Taylor Swift ha tomado una decisión que le ha dolido hasta el tuétano. Según ha desvelado Perez Hilton, la cantante ha tenido que apartarse por completo de la vida de sus ahijadas, las hijas de Blake Lively y Ryan Reynolds, después de que su amistad con la actriz saltase por los aires. Y no fue un simple distanciamiento: estamos hablando de no ir a la boda de su hasta entonces mejor amiga y de desvanecerse como madrina activa.
Salseo-O-Meter
Nivel de salseo: 9/10. Una ruptura de amistad que implica renunciar a un título honorífico por el que usó los nombres de las niñas en su disco 'Folklore'. Drama de altos vuelos con Travis Kelce ejerciendo de Pepito Grillo y un futuro reencuentro pospuesto hasta que las crías cumplan 18 años. La realeza del cotilleo no defrauda.
El detalle que más duele: de madrina entregada a fantasma
El enfado monumental entre Taylor y Blake Lively terminó de enterrar una amistad, pero lo más complejo ha sido gestionar el vacío con las pequeñas James, Inez, Betty y Olin. Una fuente cercana a la intérprete ha detallado a DailyMail que apartarse ha sido literalmente la decisión más difícil que ha tenido que tomar en su vida.
'Fue muy emocional porque ella adora a las niñas. Le rompió el corazón, pero no le quedó otra dadas las circunstancias', afirma el confidente. El acuerdo de madrina, por cierto, era puramente verbal entre ella y Blake, sin papeles de por medio, así que la ruptura ha sido limpia en lo legal pero un desastre en lo sentimental. Taylor usó los nombres de las crías en 'Folklore' como un regalo, y ahora cargar con ese recuerdo lo complica todo aún más.
Travis Kelce y un consejo que lo cambió todo
El movimiento definitivo no se cocinó en soledad. Taylor habló largo y tendido con su ahora marido, Travis Kelce, quien según el informante le dijo que dar un paso atrás 'era lo correcto'. La decisión final se tomó hace apenas unos meses, una vez que Taylor encajó que no era sano mantener un vínculo estrecho con las niñas sin tener relación con sus padres.
'No cree que sea justo para nadie, especialmente para las niñas, ponerlas en medio de una situación tan tensa', revela otro testigo de la cantante. Taylor quería una ruptura limpia y total, sin zonas grises, aunque esa limpieza le haya dejado cicatriz.

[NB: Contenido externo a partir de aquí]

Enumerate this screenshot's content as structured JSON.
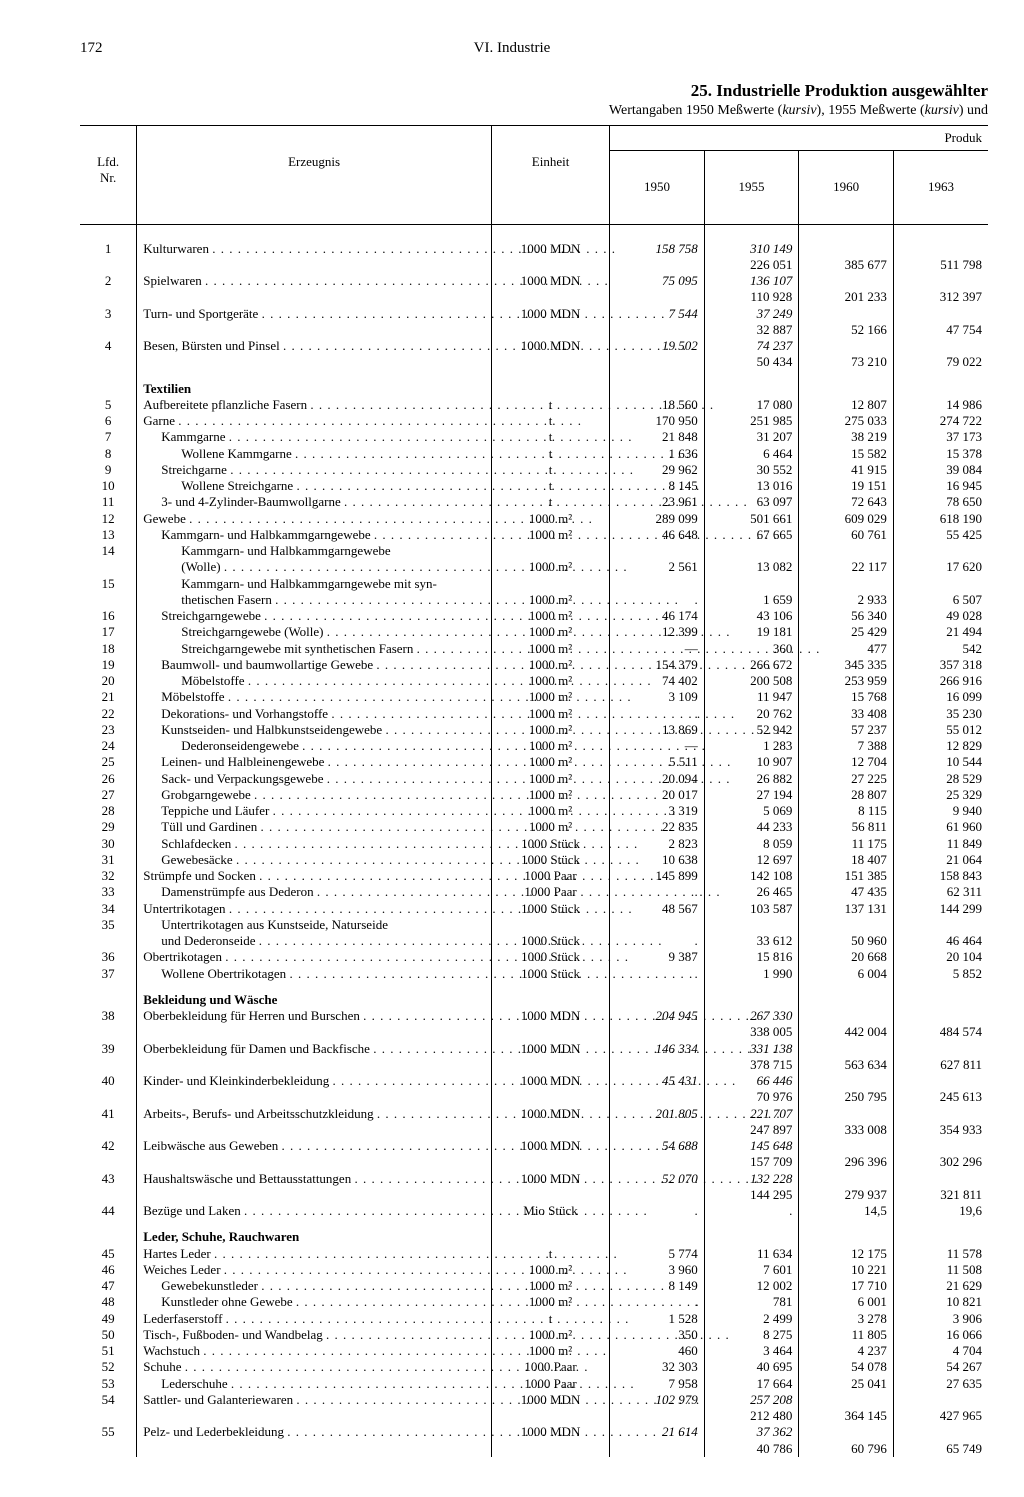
{
  "page_number": "172",
  "header_center": "VI. Industrie",
  "title": "25. Industrielle Produktion ausgewählter",
  "subtitle": "Wertangaben 1950 Meßwerte (kursiv), 1955 Meßwerte (kursiv) und",
  "col_headers": {
    "nr": "Lfd.\nNr.",
    "erz": "Erzeugnis",
    "ein": "Einheit",
    "y1950": "1950",
    "y1955": "1955",
    "y1960": "1960",
    "y1963": "1963",
    "produk": "Produk"
  },
  "rows": [
    {
      "nr": "1",
      "name": "Kulturwaren",
      "unit": "1000 MDN",
      "v": [
        [
          "158 758",
          true
        ],
        [
          "310 149",
          true
        ],
        "",
        ""
      ]
    },
    {
      "nr": "",
      "name": "",
      "unit": "",
      "v": [
        "",
        [
          "226 051",
          false
        ],
        "385 677",
        "511 798"
      ]
    },
    {
      "nr": "2",
      "name": "Spielwaren",
      "unit": "1000 MDN",
      "v": [
        [
          "75 095",
          true
        ],
        [
          "136 107",
          true
        ],
        "",
        ""
      ]
    },
    {
      "nr": "",
      "name": "",
      "unit": "",
      "v": [
        "",
        [
          "110 928",
          false
        ],
        "201 233",
        "312 397"
      ]
    },
    {
      "nr": "3",
      "name": "Turn- und Sportgeräte",
      "unit": "1000 MDN",
      "v": [
        [
          "7 544",
          true
        ],
        [
          "37 249",
          true
        ],
        "",
        ""
      ]
    },
    {
      "nr": "",
      "name": "",
      "unit": "",
      "v": [
        "",
        [
          "32 887",
          false
        ],
        "52 166",
        "47 754"
      ]
    },
    {
      "nr": "4",
      "name": "Besen, Bürsten und Pinsel",
      "unit": "1000 MDN",
      "v": [
        [
          "19 502",
          true
        ],
        [
          "74 237",
          true
        ],
        "",
        ""
      ]
    },
    {
      "nr": "",
      "name": "",
      "unit": "",
      "v": [
        "",
        [
          "50 434",
          false
        ],
        "73 210",
        "79 022"
      ]
    },
    {
      "section": "Textilien"
    },
    {
      "nr": "5",
      "name": "Aufbereitete pflanzliche Fasern",
      "unit": "t",
      "v": [
        "18 560",
        "17 080",
        "12 807",
        "14 986"
      ]
    },
    {
      "nr": "6",
      "name": "Garne",
      "unit": "t",
      "v": [
        "170 950",
        "251 985",
        "275 033",
        "274 722"
      ]
    },
    {
      "nr": "7",
      "indent": 1,
      "name": "Kammgarne",
      "unit": "t",
      "v": [
        "21 848",
        "31 207",
        "38 219",
        "37 173"
      ]
    },
    {
      "nr": "8",
      "indent": 2,
      "name": "Wollene Kammgarne",
      "unit": "t",
      "v": [
        "1 636",
        "6 464",
        "15 582",
        "15 378"
      ]
    },
    {
      "nr": "9",
      "indent": 1,
      "name": "Streichgarne",
      "unit": "t",
      "v": [
        "29 962",
        "30 552",
        "41 915",
        "39 084"
      ]
    },
    {
      "nr": "10",
      "indent": 2,
      "name": "Wollene Streichgarne",
      "unit": "t",
      "v": [
        "8 145",
        "13 016",
        "19 151",
        "16 945"
      ]
    },
    {
      "nr": "11",
      "indent": 1,
      "name": "3- und 4-Zylinder-Baumwollgarne",
      "unit": "t",
      "v": [
        "23 961",
        "63 097",
        "72 643",
        "78 650"
      ]
    },
    {
      "nr": "12",
      "name": "Gewebe",
      "unit": "1000 m²",
      "v": [
        "289 099",
        "501 661",
        "609 029",
        "618 190"
      ]
    },
    {
      "nr": "13",
      "indent": 1,
      "name": "Kammgarn- und Halbkammgarngewebe",
      "unit": "1000 m²",
      "v": [
        "46 648",
        "67 665",
        "60 761",
        "55 425"
      ]
    },
    {
      "nr": "14",
      "indent": 2,
      "name": "Kammgarn- und Halbkammgarngewebe",
      "unit": "",
      "v": [
        "",
        "",
        "",
        ""
      ],
      "nodots": true
    },
    {
      "nr": "",
      "indent": 2,
      "name": "(Wolle)",
      "unit": "1000 m²",
      "v": [
        "2 561",
        "13 082",
        "22 117",
        "17 620"
      ]
    },
    {
      "nr": "15",
      "indent": 2,
      "name": "Kammgarn- und Halbkammgarngewebe mit syn-",
      "unit": "",
      "v": [
        "",
        "",
        "",
        ""
      ],
      "nodots": true
    },
    {
      "nr": "",
      "indent": 2,
      "name": "thetischen Fasern",
      "unit": "1000 m²",
      "v": [
        ".",
        "1 659",
        "2 933",
        "6 507"
      ]
    },
    {
      "nr": "16",
      "indent": 1,
      "name": "Streichgarngewebe",
      "unit": "1000 m²",
      "v": [
        "46 174",
        "43 106",
        "56 340",
        "49 028"
      ]
    },
    {
      "nr": "17",
      "indent": 2,
      "name": "Streichgarngewebe (Wolle)",
      "unit": "1000 m²",
      "v": [
        "12 399",
        "19 181",
        "25 429",
        "21 494"
      ]
    },
    {
      "nr": "18",
      "indent": 2,
      "name": "Streichgarngewebe mit synthetischen Fasern",
      "unit": "1000 m²",
      "v": [
        "—",
        "360",
        "477",
        "542"
      ]
    },
    {
      "nr": "19",
      "indent": 1,
      "name": "Baumwoll- und baumwollartige Gewebe",
      "unit": "1000 m²",
      "v": [
        "154 379",
        "266 672",
        "345 335",
        "357 318"
      ]
    },
    {
      "nr": "20",
      "indent": 2,
      "name": "Möbelstoffe",
      "unit": "1000 m²",
      "v": [
        "74 402",
        "200 508",
        "253 959",
        "266 916"
      ]
    },
    {
      "nr": "21",
      "indent": 1,
      "name": "Möbelstoffe",
      "unit": "1000 m²",
      "v": [
        "3 109",
        "11 947",
        "15 768",
        "16 099"
      ]
    },
    {
      "nr": "22",
      "indent": 1,
      "name": "Dekorations- und Vorhangstoffe",
      "unit": "1000 m²",
      "v": [
        ".",
        "20 762",
        "33 408",
        "35 230"
      ]
    },
    {
      "nr": "23",
      "indent": 1,
      "name": "Kunstseiden- und Halbkunstseidengewebe",
      "unit": "1000 m²",
      "v": [
        "13 869",
        "52 942",
        "57 237",
        "55 012"
      ]
    },
    {
      "nr": "24",
      "indent": 2,
      "name": "Dederonseidengewebe",
      "unit": "1000 m²",
      "v": [
        "—",
        "1 283",
        "7 388",
        "12 829"
      ]
    },
    {
      "nr": "25",
      "indent": 1,
      "name": "Leinen- und Halbleinengewebe",
      "unit": "1000 m²",
      "v": [
        "5 511",
        "10 907",
        "12 704",
        "10 544"
      ]
    },
    {
      "nr": "26",
      "indent": 1,
      "name": "Sack- und Verpackungsgewebe",
      "unit": "1000 m²",
      "v": [
        "20 094",
        "26 882",
        "27 225",
        "28 529"
      ]
    },
    {
      "nr": "27",
      "indent": 1,
      "name": "Grobgarngewebe",
      "unit": "1000 m²",
      "v": [
        "20 017",
        "27 194",
        "28 807",
        "25 329"
      ]
    },
    {
      "nr": "28",
      "indent": 1,
      "name": "Teppiche und Läufer",
      "unit": "1000 m²",
      "v": [
        "3 319",
        "5 069",
        "8 115",
        "9 940"
      ]
    },
    {
      "nr": "29",
      "indent": 1,
      "name": "Tüll und Gardinen",
      "unit": "1000 m²",
      "v": [
        "22 835",
        "44 233",
        "56 811",
        "61 960"
      ]
    },
    {
      "nr": "30",
      "indent": 1,
      "name": "Schlafdecken",
      "unit": "1000 Stück",
      "v": [
        "2 823",
        "8 059",
        "11 175",
        "11 849"
      ]
    },
    {
      "nr": "31",
      "indent": 1,
      "name": "Gewebesäcke",
      "unit": "1000 Stück",
      "v": [
        "10 638",
        "12 697",
        "18 407",
        "21 064"
      ]
    },
    {
      "nr": "32",
      "name": "Strümpfe und Socken",
      "unit": "1000 Paar",
      "v": [
        "145 899",
        "142 108",
        "151 385",
        "158 843"
      ]
    },
    {
      "nr": "33",
      "indent": 1,
      "name": "Damenstrümpfe aus Dederon",
      "unit": "1000 Paar",
      "v": [
        ".",
        "26 465",
        "47 435",
        "62 311"
      ]
    },
    {
      "nr": "34",
      "name": "Untertrikotagen",
      "unit": "1000 Stück",
      "v": [
        "48 567",
        "103 587",
        "137 131",
        "144 299"
      ]
    },
    {
      "nr": "35",
      "indent": 1,
      "name": "Untertrikotagen aus Kunstseide, Naturseide",
      "unit": "",
      "v": [
        "",
        "",
        "",
        ""
      ],
      "nodots": true
    },
    {
      "nr": "",
      "indent": 1,
      "name": "und Dederonseide",
      "unit": "1000 Stück",
      "v": [
        ".",
        "33 612",
        "50 960",
        "46 464"
      ]
    },
    {
      "nr": "36",
      "name": "Obertrikotagen",
      "unit": "1000 Stück",
      "v": [
        "9 387",
        "15 816",
        "20 668",
        "20 104"
      ]
    },
    {
      "nr": "37",
      "indent": 1,
      "name": "Wollene Obertrikotagen",
      "unit": "1000 Stück",
      "v": [
        ".",
        "1 990",
        "6 004",
        "5 852"
      ]
    },
    {
      "section": "Bekleidung und Wäsche"
    },
    {
      "nr": "38",
      "name": "Oberbekleidung für Herren und Burschen",
      "unit": "1000 MDN",
      "v": [
        [
          "204 945",
          true
        ],
        [
          "267 330",
          true
        ],
        "",
        ""
      ]
    },
    {
      "nr": "",
      "name": "",
      "unit": "",
      "v": [
        "",
        [
          "338 005",
          false
        ],
        "442 004",
        "484 574"
      ]
    },
    {
      "nr": "39",
      "name": "Oberbekleidung für Damen und Backfische",
      "unit": "1000 MDN",
      "v": [
        [
          "146 334",
          true
        ],
        [
          "331 138",
          true
        ],
        "",
        ""
      ]
    },
    {
      "nr": "",
      "name": "",
      "unit": "",
      "v": [
        "",
        [
          "378 715",
          false
        ],
        "563 634",
        "627 811"
      ]
    },
    {
      "nr": "40",
      "name": "Kinder- und Kleinkinderbekleidung",
      "unit": "1000 MDN",
      "v": [
        [
          "45 431",
          true
        ],
        [
          "66 446",
          true
        ],
        "",
        ""
      ]
    },
    {
      "nr": "",
      "name": "",
      "unit": "",
      "v": [
        "",
        [
          "70 976",
          false
        ],
        "250 795",
        "245 613"
      ]
    },
    {
      "nr": "41",
      "name": "Arbeits-, Berufs- und Arbeitsschutzkleidung",
      "unit": "1000 MDN",
      "v": [
        [
          "201 805",
          true
        ],
        [
          "221 707",
          true
        ],
        "",
        ""
      ]
    },
    {
      "nr": "",
      "name": "",
      "unit": "",
      "v": [
        "",
        [
          "247 897",
          false
        ],
        "333 008",
        "354 933"
      ]
    },
    {
      "nr": "42",
      "name": "Leibwäsche aus Geweben",
      "unit": "1000 MDN",
      "v": [
        [
          "54 688",
          true
        ],
        [
          "145 648",
          true
        ],
        "",
        ""
      ]
    },
    {
      "nr": "",
      "name": "",
      "unit": "",
      "v": [
        "",
        [
          "157 709",
          false
        ],
        "296 396",
        "302 296"
      ]
    },
    {
      "nr": "43",
      "name": "Haushaltswäsche und Bettausstattungen",
      "unit": "1000 MDN",
      "v": [
        [
          "52 070",
          true
        ],
        [
          "132 228",
          true
        ],
        "",
        ""
      ]
    },
    {
      "nr": "",
      "name": "",
      "unit": "",
      "v": [
        "",
        [
          "144 295",
          false
        ],
        "279 937",
        "321 811"
      ]
    },
    {
      "nr": "44",
      "name": "Bezüge und Laken",
      "unit": "Mio Stück",
      "v": [
        ".",
        ".",
        "14,5",
        "19,6"
      ]
    },
    {
      "section": "Leder, Schuhe, Rauchwaren"
    },
    {
      "nr": "45",
      "name": "Hartes Leder",
      "unit": "t",
      "v": [
        "5 774",
        "11 634",
        "12 175",
        "11 578"
      ]
    },
    {
      "nr": "46",
      "name": "Weiches Leder",
      "unit": "1000 m²",
      "v": [
        "3 960",
        "7 601",
        "10 221",
        "11 508"
      ]
    },
    {
      "nr": "47",
      "indent": 1,
      "name": "Gewebekunstleder",
      "unit": "1000 m²",
      "v": [
        "8 149",
        "12 002",
        "17 710",
        "21 629"
      ]
    },
    {
      "nr": "48",
      "indent": 1,
      "name": "Kunstleder ohne Gewebe",
      "unit": "1000 m²",
      "v": [
        ".",
        "781",
        "6 001",
        "10 821"
      ]
    },
    {
      "nr": "49",
      "name": "Lederfaserstoff",
      "unit": "t",
      "v": [
        "1 528",
        "2 499",
        "3 278",
        "3 906"
      ]
    },
    {
      "nr": "50",
      "name": "Tisch-, Fußboden- und Wandbelag",
      "unit": "1000 m²",
      "v": [
        "350",
        "8 275",
        "11 805",
        "16 066"
      ]
    },
    {
      "nr": "51",
      "name": "Wachstuch",
      "unit": "1000 m²",
      "v": [
        "460",
        "3 464",
        "4 237",
        "4 704"
      ]
    },
    {
      "nr": "52",
      "name": "Schuhe",
      "unit": "1000 Paar",
      "v": [
        "32 303",
        "40 695",
        "54 078",
        "54 267"
      ]
    },
    {
      "nr": "53",
      "indent": 1,
      "name": "Lederschuhe",
      "unit": "1000 Paar",
      "v": [
        "7 958",
        "17 664",
        "25 041",
        "27 635"
      ]
    },
    {
      "nr": "54",
      "name": "Sattler- und Galanteriewaren",
      "unit": "1000 MDN",
      "v": [
        [
          "102 979",
          true
        ],
        [
          "257 208",
          true
        ],
        "",
        ""
      ]
    },
    {
      "nr": "",
      "name": "",
      "unit": "",
      "v": [
        "",
        [
          "212 480",
          false
        ],
        "364 145",
        "427 965"
      ]
    },
    {
      "nr": "55",
      "name": "Pelz- und Lederbekleidung",
      "unit": "1000 MDN",
      "v": [
        [
          "21 614",
          true
        ],
        [
          "37 362",
          true
        ],
        "",
        ""
      ]
    },
    {
      "nr": "",
      "name": "",
      "unit": "",
      "v": [
        "",
        [
          "40 786",
          false
        ],
        "60 796",
        "65 749"
      ]
    }
  ]
}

Y ahí entra la esperanza: al parecer no descarta reconectar cuando las chicas alcancen la mayoría de edad y decidan por sí mismas si quieren retomar el contacto. Un horizonte lejano, pero que la artista guarda en el bolsillo.
La renuncia no fue un arrebato; fue una charla con Travis Kelce y la certeza de que estar en modo fantasma era la única salida decente.
Por qué esta ruptura duele más de lo normal
El adiós a una amistad adulta es un clásico de Hollywood, pero aquí la implicación es casi maternal. Taylor abrazó la figura de la madrina con una intensidad que va más allá de lo simbólico: compuso pensando en ellas, las mencionó en su arte y las consideraba parte de su universo íntimo. Desengancharse ha requerido meses de terapia, charlas con Travis y un divorcio emocional en toda regla.
Hay quien compara este cisma con el distanciamiento de la propia Taylor con Karlie Kloss, pero aquello fue un enfriamiento progresivo; esto ha sido un corte quirúrgico. La diferencia fundamental es que aquí hay menores de por medio y un legado discográfico que hace de recordatorio permanente. En la redacción ya hemos visto reacciones encontradas en X: unos aplauden que priorice su salud mental, otros la acusan de abandonar a sus ahijadas. La verdad, como siempre en estos casos, debe de ser más gris y menos épica.
El chisme en 3 claves (TL;DR)
- 👀 ¿Quiénes son los protagonistas? Taylor Swift, Blake Lively y las cuatro hijas de la actriz.
- 🔥 ¿Cuál es el drama? La cantante renuncia a ser madrina activa tras la ruptura de su amistad con Blake.
- 📲 ¿Por qué todo internet habla de esto? Porque la decisión arrastra un vínculo que Taylor hizo eterno al usar los nombres de las niñas en 'Folklore'.